Emperor of Thorns (The Broken Empire, Book 3)

‘More difficult than being at the Haunt waiting for guests from the Vatican?’


‘It’s hard work carrying a child in the last month.’ Marten shrugged but I felt he cared more than that.

Sometimes it cuts to see other men more passionate than I about the things that I should care for. I knew that if the Pope’s assassin had killed Miana and our unborn child I would have grieved. But also I knew that some terrible part of me, down at the core, would have raised its face to the world with a red grin, welcoming the chance, the excuse, for the coming moments of purity in which my revenge would sail upon a tide of blood. And I knew that rage would have swept away everything else, including sorrow.

‘It’s a hard world, Marten.’ He glanced across, confused for a moment as we’d ridden a quarter mile since he last spoke. ‘It shouldn’t be easy to bring someone into a hard world. It’s too easy to make a new life, too easy to take an old one. It’s only right that some part of the process present a little difficulty.’

He kept his gaze upon me, a right earned over and again in my service, and the weight of his judgment built upon me.

‘Dammit.’ I snorted my exasperation. ‘I feel outnumbered in that carriage.’

Martin smiled. ‘A married man is always outnumbered.’

I spat in the mud and pulled on Brath’s reins with a curse. Five minutes later I sat in the carriage once more beside Miana.

‘My father’s carriage is just ahead of us,’ I said.

‘I know.’

It felt odd to be talking about him, especially with Gomst and Osser sat watching us. Gomst at least had the sense to pull out his bible, a book near big enough to hide the both of them, and engage the older man in discussion of some or other psalm.

‘Coddin wants me to vote with my father at Congression. To make peace with him.’ The words made my mouth dirty.

‘And you would rather … not?’ A smile quirked at the corners of her lips but I didn’t feel mocked.

A snatch of Gomst’s conversation reached me. ‘“Father, where is the lamb that is to be sacrificed?” And Abraham replied, “My son, God will provide the lamb”.’

‘I have many reasons to want him dead. And almost as many reasons to want to be the one to do it.’

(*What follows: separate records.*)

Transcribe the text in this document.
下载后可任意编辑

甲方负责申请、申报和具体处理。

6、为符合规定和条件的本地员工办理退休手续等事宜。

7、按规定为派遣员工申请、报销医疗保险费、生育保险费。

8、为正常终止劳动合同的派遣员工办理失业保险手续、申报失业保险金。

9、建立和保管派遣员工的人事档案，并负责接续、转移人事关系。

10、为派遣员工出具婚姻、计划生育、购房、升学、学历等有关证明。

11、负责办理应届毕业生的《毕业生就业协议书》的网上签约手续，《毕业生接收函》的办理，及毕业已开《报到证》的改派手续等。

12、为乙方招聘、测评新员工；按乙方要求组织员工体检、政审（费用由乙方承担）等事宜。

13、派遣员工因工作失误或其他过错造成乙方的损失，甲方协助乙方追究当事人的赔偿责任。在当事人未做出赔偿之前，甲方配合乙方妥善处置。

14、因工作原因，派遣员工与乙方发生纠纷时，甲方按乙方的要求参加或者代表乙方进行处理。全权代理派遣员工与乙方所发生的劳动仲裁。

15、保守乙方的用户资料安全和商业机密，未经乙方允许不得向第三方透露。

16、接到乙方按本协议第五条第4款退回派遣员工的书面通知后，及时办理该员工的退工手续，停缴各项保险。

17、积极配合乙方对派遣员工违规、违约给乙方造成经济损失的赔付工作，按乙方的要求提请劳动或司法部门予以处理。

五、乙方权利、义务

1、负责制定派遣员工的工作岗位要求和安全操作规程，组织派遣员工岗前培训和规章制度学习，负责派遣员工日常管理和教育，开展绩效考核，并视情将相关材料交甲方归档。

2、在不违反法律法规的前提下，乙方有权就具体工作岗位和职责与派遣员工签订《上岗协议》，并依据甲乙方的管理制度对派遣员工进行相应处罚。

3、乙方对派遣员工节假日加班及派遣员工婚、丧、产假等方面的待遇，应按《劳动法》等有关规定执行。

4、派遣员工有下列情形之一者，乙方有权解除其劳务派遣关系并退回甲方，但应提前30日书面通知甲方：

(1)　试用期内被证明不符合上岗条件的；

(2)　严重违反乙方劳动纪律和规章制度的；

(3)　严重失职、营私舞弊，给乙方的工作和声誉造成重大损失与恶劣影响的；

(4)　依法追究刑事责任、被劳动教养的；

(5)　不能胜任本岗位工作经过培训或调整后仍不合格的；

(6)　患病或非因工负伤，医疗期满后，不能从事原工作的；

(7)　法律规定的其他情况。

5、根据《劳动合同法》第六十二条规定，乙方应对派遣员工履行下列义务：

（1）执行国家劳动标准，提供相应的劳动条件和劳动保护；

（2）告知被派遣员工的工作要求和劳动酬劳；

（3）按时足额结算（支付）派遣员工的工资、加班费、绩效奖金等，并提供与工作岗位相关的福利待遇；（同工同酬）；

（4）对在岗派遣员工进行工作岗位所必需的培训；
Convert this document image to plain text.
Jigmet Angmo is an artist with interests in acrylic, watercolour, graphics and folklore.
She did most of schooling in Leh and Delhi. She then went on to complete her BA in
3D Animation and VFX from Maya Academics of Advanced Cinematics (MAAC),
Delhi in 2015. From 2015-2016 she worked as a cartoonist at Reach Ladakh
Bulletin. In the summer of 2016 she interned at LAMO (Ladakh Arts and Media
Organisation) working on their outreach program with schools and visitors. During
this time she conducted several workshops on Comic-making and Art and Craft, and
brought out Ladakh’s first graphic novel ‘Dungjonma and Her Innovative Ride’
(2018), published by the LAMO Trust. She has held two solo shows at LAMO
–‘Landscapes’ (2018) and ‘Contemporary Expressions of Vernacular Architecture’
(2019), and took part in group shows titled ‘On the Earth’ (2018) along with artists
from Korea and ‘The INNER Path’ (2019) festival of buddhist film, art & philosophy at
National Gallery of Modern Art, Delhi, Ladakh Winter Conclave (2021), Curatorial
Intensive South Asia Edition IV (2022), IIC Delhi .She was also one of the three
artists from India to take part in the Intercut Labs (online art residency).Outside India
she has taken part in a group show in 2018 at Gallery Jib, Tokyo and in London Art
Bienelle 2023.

‘But do you want to do it? The Jorg I know tends to do what he wants to do, and if reasons oppose him he changes them.’

‘I—’ I wanted to understand how it all worked, this business of living and of raising children. I wanted to do the job better than he had. ‘Men will tell our son how it was between me and my father.’

Miana leaned closer, raven-dark hair falling around her pale face. ‘So what will they tell our child?’ She refused to call him ‘our son’ until he came out to prove himself.

‘Even the king can’t control men’s gossip,’ I said.

Miana watched me. She wore a circlet of woven gold but her hair did as it pleased, taking at least two maids and a handful of clips to constrain. At last my incomprehension drove her to explain. ‘How can a clever man be so stupid? How it was between you and Olidan isn’t finished. The story that will be told is not yet written.’

‘Oh.’

I let her shoo me out of the carriage.

Not until chance took a hand though did I finally find the stones to ride to my father’s carriage. A guard captain came with news and found me skulking mid-column, Gorgoth at my side. Gorgoth always proved good company if you didn’t want to talk.

‘The Ancrath carriage has broken an axle.’ He didn’t bother with my title. ‘Can room be found in yours? There’s some objection to using one of the baggage wagons.’

‘I’ll come and discuss the matter.’ I suppressed a sigh. Sometimes you can sense the current of the universe flowing and nothing can deny its will for too long.

All my men rode in my wake. Word had spread fast. Even Gorgoth came, perhaps curious to see where a son such as I had sprung from. We passed the Gilden Guard in their hundreds, all halted on the trail. Every head turned our way. And in a narrow stretch of road, unremarkable save for the stream on whose rocky bed my father’s carriage had broken its axle, I came once more to speak with the King of Ancrath.